The last hour and a half drive was through the other side of the High Atlas. It was the desert side called The Anti Atlas. The scenery was so different here. Much more dry, rocky and barren. The living is harder here on this side of the Atlas. They cannot grow crops and they cannot raise sheep or goats. They do sell a lot of pottery though.

We stopped in one of the Berber villages that we'd been passing all the while through the mountains. The Berber people are the original nomads of Morocco. They moved from place to place all throughout the year. After realizing that they were returning to certain places at the same time each year for one reason or another, they decided to build villages and set up residence. They constructed their homes out of a mud and straw mixture. Their houses were rectangular buildings that shared walls with the other homes which then resulted in a village. It is quite a thing to see these settlements from a distance. Since they are made of the earth, they are almost invisible, blending into the desert mountainsides. I felt like we were on the set of Star Wars (not certain of the episode) where young Anikan first meets Quigon Jin.

The people we visited in this village made their living from making and selling pottery.
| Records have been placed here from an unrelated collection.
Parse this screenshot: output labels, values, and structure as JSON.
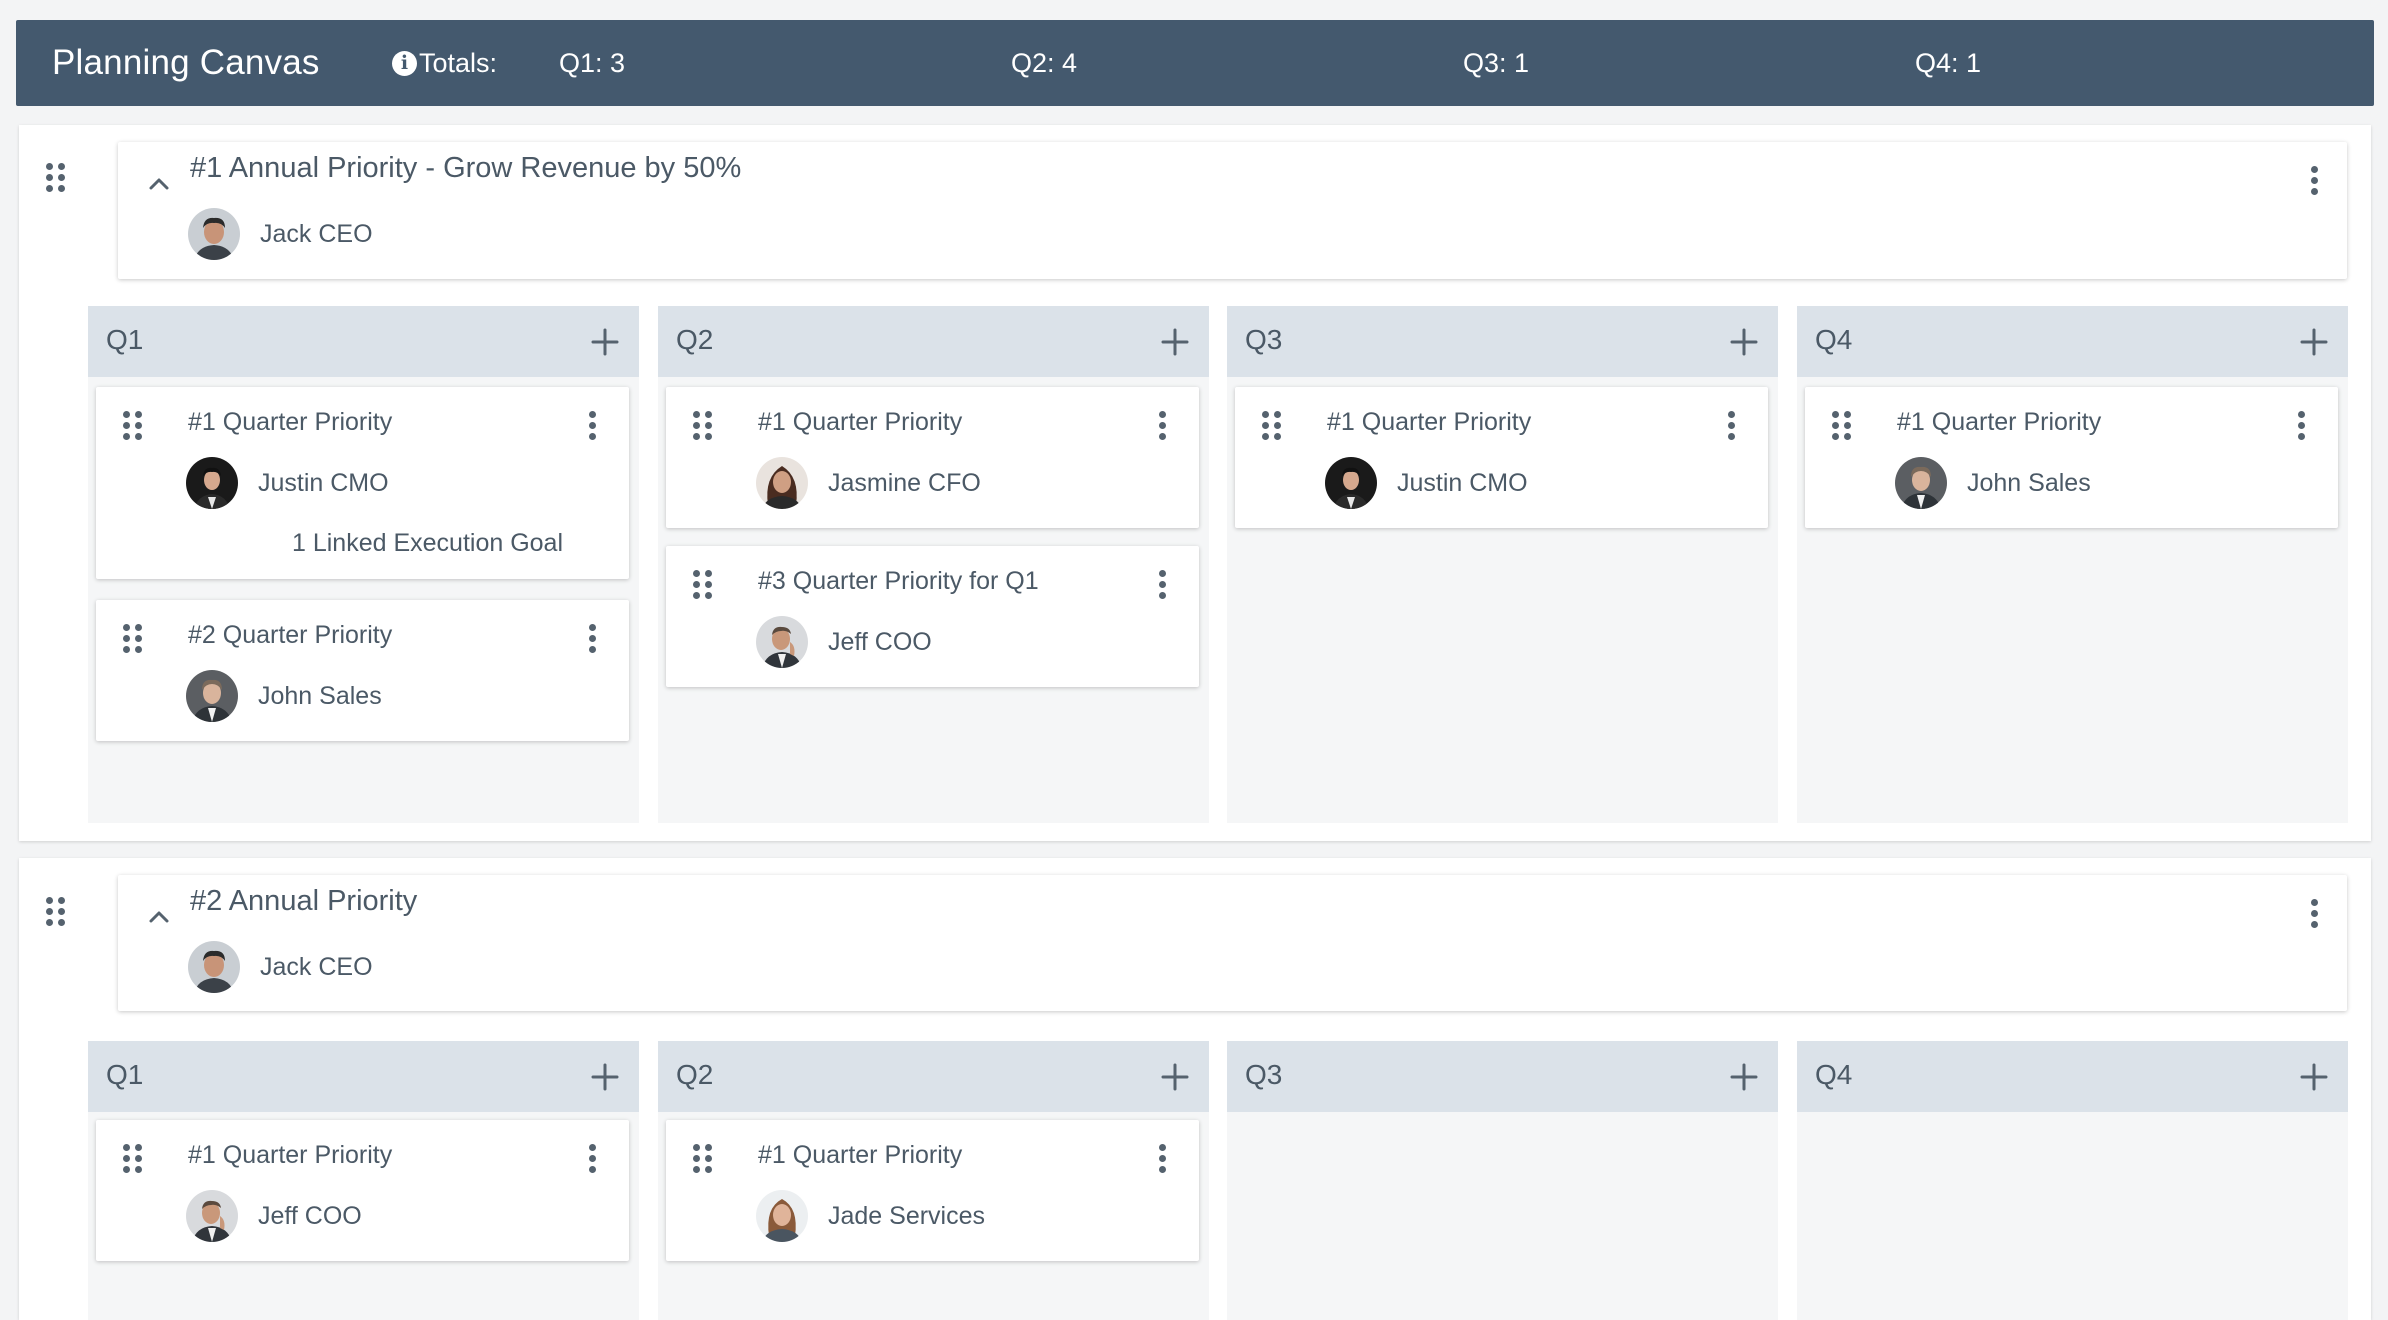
{
  "header": {
    "title": "Planning Canvas",
    "totals_label": "Totals:",
    "info_icon": "info-icon",
    "totals": [
      "Q1: 3",
      "Q2: 4",
      "Q3: 1",
      "Q4: 1"
    ]
  },
  "colors": {
    "header_bg": "#44596e",
    "column_head_bg": "#dbe2e9",
    "text": "#4b5966"
  },
  "sections": [
    {
      "title": "#1 Annual Priority - Grow Revenue by 50%",
      "owner": "Jack CEO",
      "columns": [
        {
          "label": "Q1",
          "cards": [
            {
              "title": "#1 Quarter Priority",
              "owner": "Justin CMO",
              "linked": "1 Linked Execution Goal"
            },
            {
              "title": "#2 Quarter Priority",
              "owner": "John Sales"
            }
          ]
        },
        {
          "label": "Q2",
          "cards": [
            {
              "title": "#1 Quarter Priority",
              "owner": "Jasmine CFO"
            },
            {
              "title": "#3 Quarter Priority for Q1",
              "owner": "Jeff COO"
            }
          ]
        },
        {
          "label": "Q3",
          "cards": [
            {
              "title": "#1 Quarter Priority",
              "owner": "Justin CMO"
            }
          ]
        },
        {
          "label": "Q4",
          "cards": [
            {
              "title": "#1 Quarter Priority",
              "owner": "John Sales"
            }
          ]
        }
      ]
    },
    {
      "title": "#2 Annual Priority",
      "owner": "Jack CEO",
      "columns": [
        {
          "label": "Q1",
          "cards": [
            {
              "title": "#1 Quarter Priority",
              "owner": "Jeff COO"
            }
          ]
        },
        {
          "label": "Q2",
          "cards": [
            {
              "title": "#1 Quarter Priority",
              "owner": "Jade Services"
            }
          ]
        },
        {
          "label": "Q3",
          "cards": []
        },
        {
          "label": "Q4",
          "cards": []
        }
      ]
    }
  ]
}
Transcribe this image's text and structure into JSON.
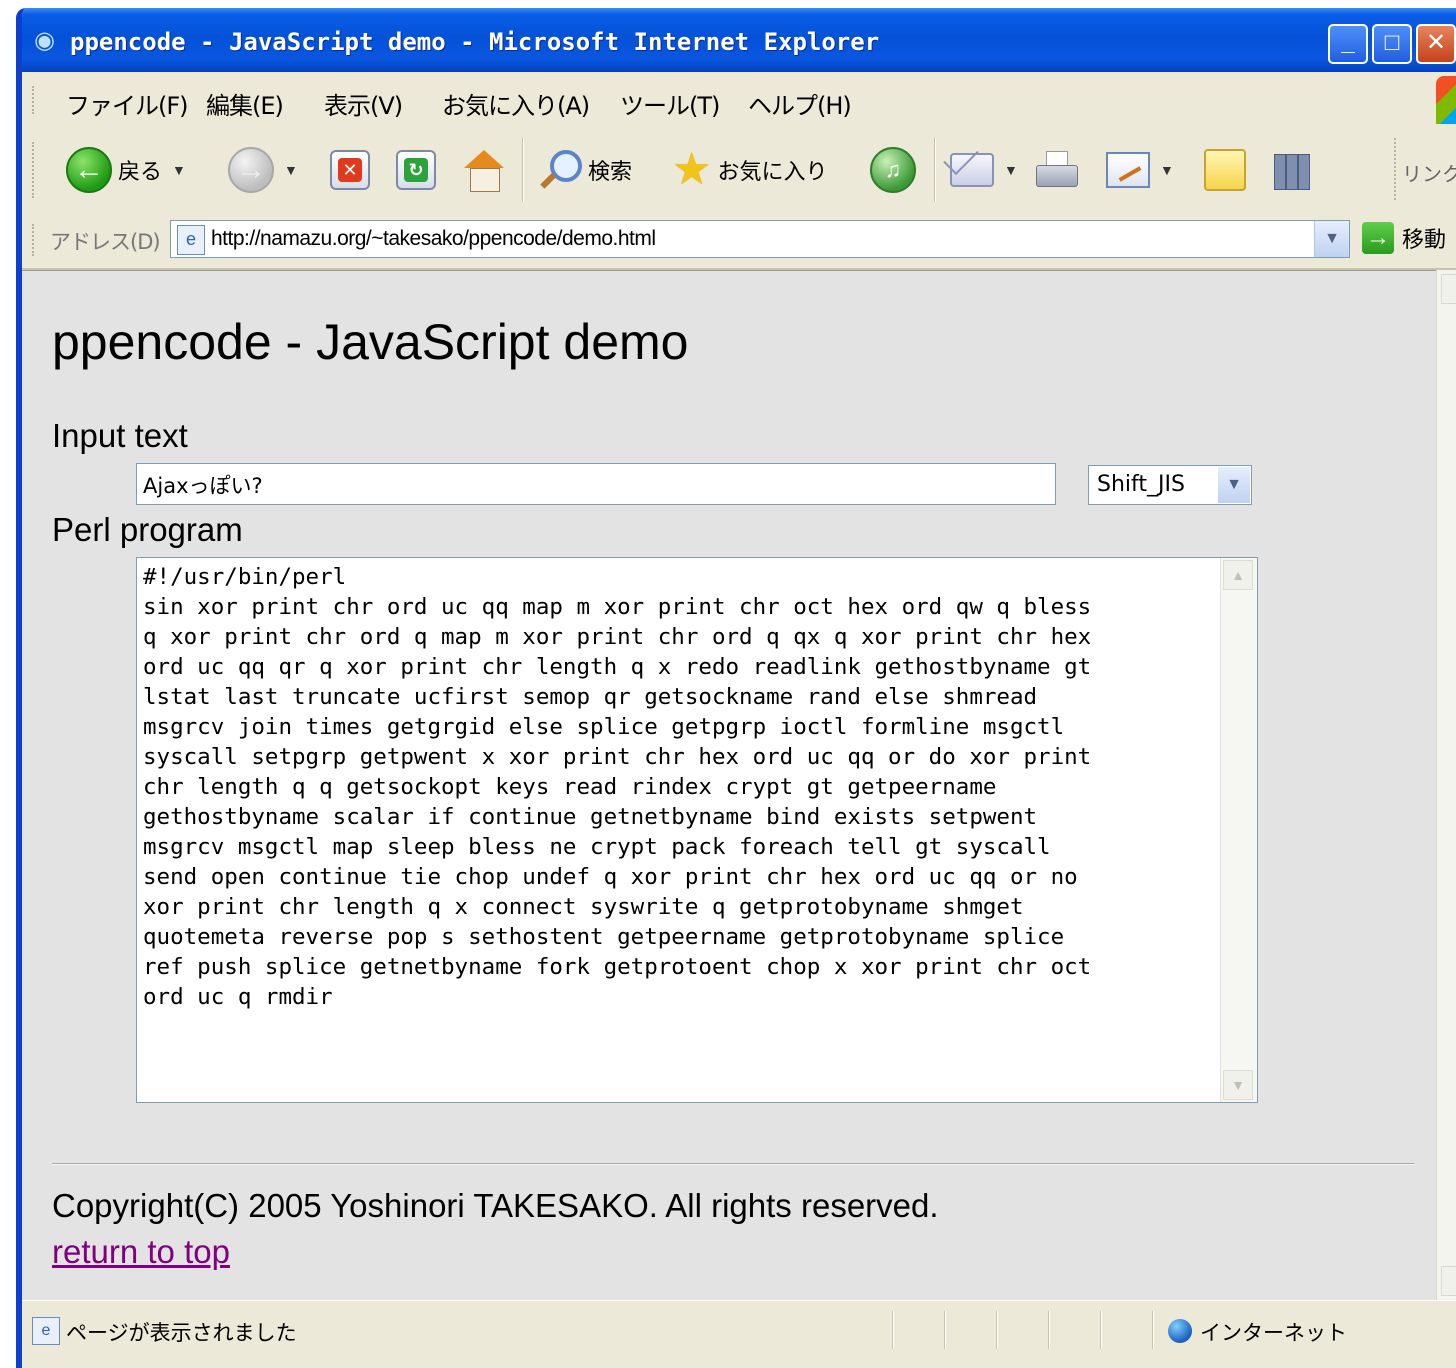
{
  "window": {
    "title": "ppencode - JavaScript demo - Microsoft Internet Explorer"
  },
  "menu": {
    "items": [
      "ファイル(F)",
      "編集(E)",
      "表示(V)",
      "お気に入り(A)",
      "ツール(T)",
      "ヘルプ(H)"
    ]
  },
  "toolbar": {
    "back_label": "戻る",
    "search_label": "検索",
    "favorites_label": "お気に入り",
    "links_label": "リンク"
  },
  "address": {
    "label": "アドレス(D)",
    "url": "http://namazu.org/~takesako/ppencode/demo.html",
    "go_label": "移動"
  },
  "page": {
    "title": "ppencode - JavaScript demo",
    "input_heading": "Input text",
    "input_value": "Ajaxっぽい?",
    "encoding_selected": "Shift_JIS",
    "perl_heading": "Perl program",
    "perl_code": "#!/usr/bin/perl\nsin xor print chr ord uc qq map m xor print chr oct hex ord qw q bless\nq xor print chr ord q map m xor print chr ord q qx q xor print chr hex\nord uc qq qr q xor print chr length q x redo readlink gethostbyname gt\nlstat last truncate ucfirst semop qr getsockname rand else shmread\nmsgrcv join times getgrgid else splice getpgrp ioctl formline msgctl\nsyscall setpgrp getpwent x xor print chr hex ord uc qq or do xor print\nchr length q q getsockopt keys read rindex crypt gt getpeername\ngethostbyname scalar if continue getnetbyname bind exists setpwent\nmsgrcv msgctl map sleep bless ne crypt pack foreach tell gt syscall\nsend open continue tie chop undef q xor print chr hex ord uc qq or no\nxor print chr length q x connect syswrite q getprotobyname shmget\nquotemeta reverse pop s sethostent getpeername getprotobyname splice\nref push splice getnetbyname fork getprotoent chop x xor print chr oct\nord uc q rmdir",
    "copyright": "Copyright(C) 2005 Yoshinori TAKESAKO. All rights reserved.",
    "return_link": "return to top"
  },
  "status": {
    "text": "ページが表示されました",
    "zone": "インターネット"
  },
  "colors": {
    "titlebar": "#0452d8",
    "content_bg": "#e3e3e3",
    "visited_link": "#800080"
  }
}
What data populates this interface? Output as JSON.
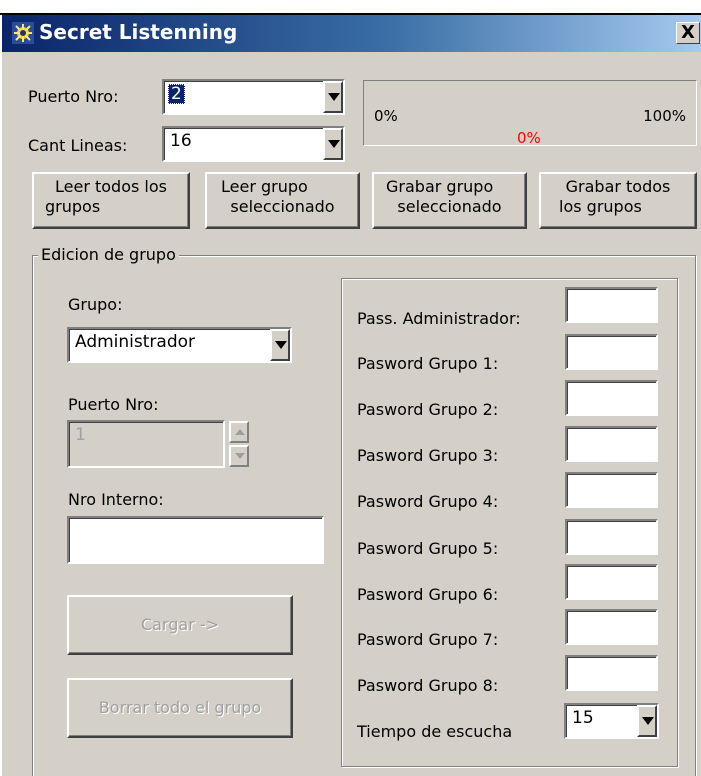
{
  "window": {
    "title": "Secret Listenning",
    "close_label": "X"
  },
  "top": {
    "puerto_label": "Puerto Nro:",
    "puerto_value": "2",
    "lineas_label": "Cant Lineas:",
    "lineas_value": "16"
  },
  "progress": {
    "min_label": "0%",
    "max_label": "100%",
    "current_label": "0%",
    "current_color": "#ff0000",
    "fraction": 0.0
  },
  "buttons": {
    "leer_todos": [
      "Leer todos los",
      "grupos"
    ],
    "leer_grupo": [
      "Leer grupo",
      "seleccionado"
    ],
    "grabar_grupo": [
      "Grabar grupo",
      "seleccionado"
    ],
    "grabar_todos": [
      "Grabar todos",
      "los grupos"
    ]
  },
  "edicion": {
    "legend": "Edicion de grupo",
    "grupo_label": "Grupo:",
    "grupo_value": "Administrador",
    "puerto_label": "Puerto Nro:",
    "puerto_value": "1",
    "interno_label": "Nro Interno:",
    "interno_value": "",
    "cargar_label": "Cargar ->",
    "borrar_label": "Borrar todo el grupo"
  },
  "passwords": {
    "admin_label": "Pass. Administrador:",
    "grupo_labels": [
      "Pasword Grupo 1:",
      "Pasword Grupo 2:",
      "Pasword Grupo 3:",
      "Pasword Grupo 4:",
      "Pasword Grupo 5:",
      "Pasword Grupo 6:",
      "Pasword Grupo 7:",
      "Pasword Grupo 8:"
    ],
    "tiempo_label": "Tiempo de escucha",
    "tiempo_value": "15"
  }
}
It is an amazing process to watch and everyone from the littlest child makes something from clay. They have turntables set up in a few small dark huts where they create their pieces. Interestingly, the seat and foot pedal is placed in a hole about 3 feet wide and the table is at ground level. So to work the table, the young man explaining the process to us, lowered himself down into the hole. Only his torso above ground, he grabbed some clay and began turning. When we were satisfied, we thanked him graciously and headed out. "You pay money?" He wanted payment as an admission fee to watch him turn the clay. They wanted money for everything including taking pictures of them. I had nothing on me and went to find Chris. He was out by the stoves where they were firing the handmade pottery. A very primitive hole in the ground with a constant fire, they rotated out new pottery with palettes of oven hardened earthenware. I found Jeremy bartering with one of the kids who was about 5 years old. He wanted money for a small clay creature he'd made (looked like a dog but I really couldn't tell). Apparently, Jeremy was interested in the little sculpture and traded him a half-full bottle of water for the "dog". The boy took the deal and ran! Jeremy informed me that we were not to give these people money. Handouts only encouraged their life of poverty. They were not educated people and did not have the intention at all to do better for their children. They merely existed until they did not anymore.

The people who were ambitious, had a store for their clay products. We gladly dropped a few dirhams here ; ) Jeremy and Ben were even convince to try a henna tattoo that many of the girls were getting. They both manned up but uninspired by the dainty designs the girls chose, they both asked the tattoo artist to write their names in Arabic on the inside of their forearms. Jeremy even added a scorpion and Ben got a camel. Great artistry, the boys were satisfied with their decision. As we walked to the bus, Ben proudly showed off his new tattoo to our tour guide, Abduhla. He held Ben's arm and said, "Ah!...BILL!" I wish you could have seen Ben's face! A typo for a tattoo!